A great deal of pain is the result of someone acting out an emotion. Very often, that acting-out is mistakenly identified as "expression." You hear, "I have to get my anger out!" as an excuse for yelling, or worse. "I have to express my feelings!" doesn't mean kicking the cat.
One of the benefits of psychotherapy is learning the difference between expression and acting-out.
In my psychotherapy office, every emotion is good, and valid, and worthy of exploration and expression. In my office, you are free to say whatever comes to your mind. In the rest of the world, every emotion is still good, and valid, and worthy of exploration and expression.
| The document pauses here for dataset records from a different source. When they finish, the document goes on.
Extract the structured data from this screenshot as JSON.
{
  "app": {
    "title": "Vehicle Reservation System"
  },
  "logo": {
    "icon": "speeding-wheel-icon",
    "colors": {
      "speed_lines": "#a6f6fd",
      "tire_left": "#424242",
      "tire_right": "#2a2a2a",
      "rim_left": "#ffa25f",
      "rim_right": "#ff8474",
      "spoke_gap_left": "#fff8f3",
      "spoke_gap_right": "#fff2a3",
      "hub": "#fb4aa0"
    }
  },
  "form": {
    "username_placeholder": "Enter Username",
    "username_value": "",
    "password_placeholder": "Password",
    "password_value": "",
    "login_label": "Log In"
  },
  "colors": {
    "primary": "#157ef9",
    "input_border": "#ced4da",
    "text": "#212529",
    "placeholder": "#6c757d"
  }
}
But you’re not free to say whatever comes to your mind, because much of what comes to your mind is likely to be a verbal “acting-out.”
“I shouldn’t say this, but…” is definitely a preface to verbal acting-out. If you shouldn’t say it, DON’T SAY IT! “You’re a #*%$!” is not an expression of anger but an angry act. (Most of us who think we’re afraid of anger are really afraid of the acts that may come out of anger.)
“My wife (or husband) doesn’t understand me.” This quintessential excuse for infidelity may, in fact, be true. But it’s no excuse for misbehavior. Marital vows don’t include perfect understanding. They don’t even include a soupçon of empathy. When we make that commitment, we’re promising behavior, not emotion.
That’s a good thing, because you can’t control emotion, any more than you can control what your eyes see or your nose smells. It’s not possible to promise to feel love always and forever.
But you can do love. You can behave with consideration and respect (not the same as submission). You can practice the “Golden Rule” in whatever form you know it. If you don’t like being yelled at, maybe you can soften your own urge to yell.
Respect for myself is the best foundation I know for solid relationships. A person who respects himself is a person who (mostly) likes who he is. And I like myself when I behave honorably. Chances are, you will like me, too -- but that’s not actually the point. In fact, the point is more that, when I like myself, I’m more likely to like you. And this starts an ascending spiral, rather than one of those terrible descending ones.
It’s hard to be responsible for your behavior. The only thing harder is trying to put the pieces back together when you haven’t acted respectfully.